**Indo-Pacific region:** China’s steel overcapacity and trade disputes heighten urgency for greener steel production. India, Japan, and South Korea accelerate cooperation on green technologies, carbon trading, and supply chain resilience, aiming to overcome coal dependence and boost sustainable growth in steelmaking by 2025.
Steel production is a cornerstone of global industry, underpinning infrastructure, construction, telecommunications, and electronics. Nonetheless, it remains one of the most challenging sectors to decarbonise due to its reliance on traditional high-emission manufacturing practices. Currently, steelmaking accounts for approximately 6-7% of global greenhouse gas emissions and over 8% of energy-related emissions worldwide, driven largely by the dominant blast furnace to basic oxygen furnace (BF-BOF) method which depends heavily on coal or coke as a feedstock.

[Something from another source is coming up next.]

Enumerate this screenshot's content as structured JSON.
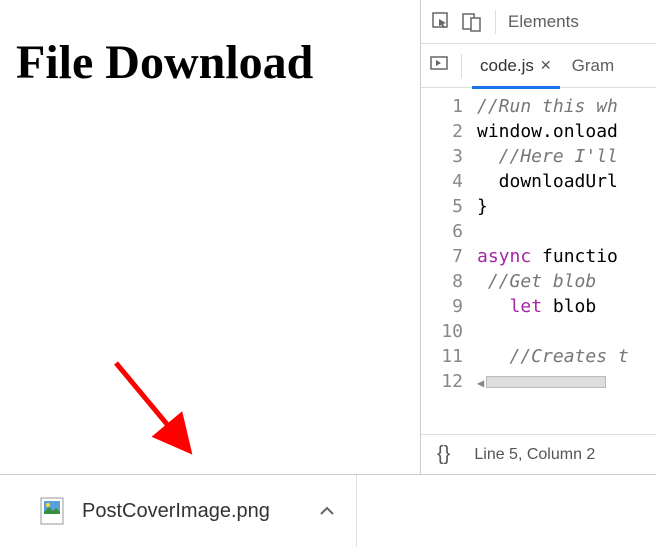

The current steel production landscape is dominated by BF-BOF technology, which contributes the majority of the sector’s CO2 emissions. Alternatives such as Electric Arc Furnaces (EAFs), which use recycled steel and reduce reliance on coal, are popular in regions with limited iron ore resources. However, in countries rich in iron ore like India, EAF adoption is less widespread, as the steel industry relies more heavily on coal-based direct reduced iron (DRI).
China’s steel manufacturing capacity, which far exceeds that of other nations, continues to influence global steel markets and supply chains. This overcapacity imposes strategic challenges, particularly in the Indo-Pacific region, where concerns over supply chain resilience have intensified amid trade tensions and the US’s imposition of tariffs during an ongoing trade conflict. These geopolitical factors have intensified the urgency to innovate and transition towards lower-emission steel production methods.
India has emerged as a significant player within this shifting dynamic, boasting an unparalleled rate of growth in steel production. Yet, the country’s reliance on coal-heavy steelmaking technologies limits its capacity to compete sustainably with China. The transition to green steel requires overcoming hurdles, notably the high cost of green hydrogen (H2), which is considered a promising alternative to fossil fuels for steelmaking but requires scaling to become economically viable. The implementation of carbon pricing mechanisms is expected to drive up production costs for traditional “grey” steel, adding pressure for the industry to shift.
The Indo-Pacific region is witnessing an eastward shift in climate leadership, with nations such as India, Japan, and South Korea taking proactive steps toward decarbonisation despite fluctuating global political dynamics. These countries are engaging in plurilateral cooperation to reduce environmental impacts while building resilience in supply chains. South Korea, with industrial emissions significantly above the global average, has a key role to play alongside India and Japan.
Bilateral talks between India and Japan, held in July 2024, highlight a strategic commitment to accelerate sustainable steel production. Further, India is expected to finalise carbon trading agreements with Japan and Singapore by 2025, aiming to incentivise investments and enhance the competitiveness of green steel. Initiatives like the October 2024 event hosted by GR Japan brought together stakeholders from battery and green steel sectors to strengthen collaboration and technology transfer.
To support the scaling of green steel, domestic policies including subsidies are considered essential to meet rising demand. India faces challenges in the lack of advanced technology and insufficient research and development investment in green steel production. Enhanced cooperation with Japan offers opportunities to transfer expertise, equipment, and capital, bolstering Indo-Japanese trade relations and regional sustainability goals.
India’s domestic steel sector also faces external pressures, including record-high imports of finished steel from China, South Korea, and Japan between April 2024 and January 2025. Additionally, Vietnamese steel overcapacity threatens to flood the Indian market at lower prices. In response, there are calls to reconsider policies such as the existing 30% export duty on high-grade iron ore, which is unusual among major steel-producing countries and may hamper competitiveness.
Further cooperation is needed to facilitate the import and export of critical steel manufacturing materials. For example, a shipment of Japanese steel manufacturing equipment was delayed at an Indian port due to communication issues, underscoring the importance of digitising customs procedures to improve transparency and efficiency.
Looking ahead, establishing a working group composed of governmental and corporate stakeholders from the Indo-Pacific region could drive innovation and decarbonisation efforts. This body would promote joint ventures, public-private partnerships, and regulatory oversight to monitor sustainability progress, while encouraging corporate accountability.
The Tradelink Publications is reporting on these developments, highlighting the evolving landscape of steel manufacturing in the Indo-Pacific and the steps being taken to transition the industry towards greener technologies amidst geopolitical and economic challenges.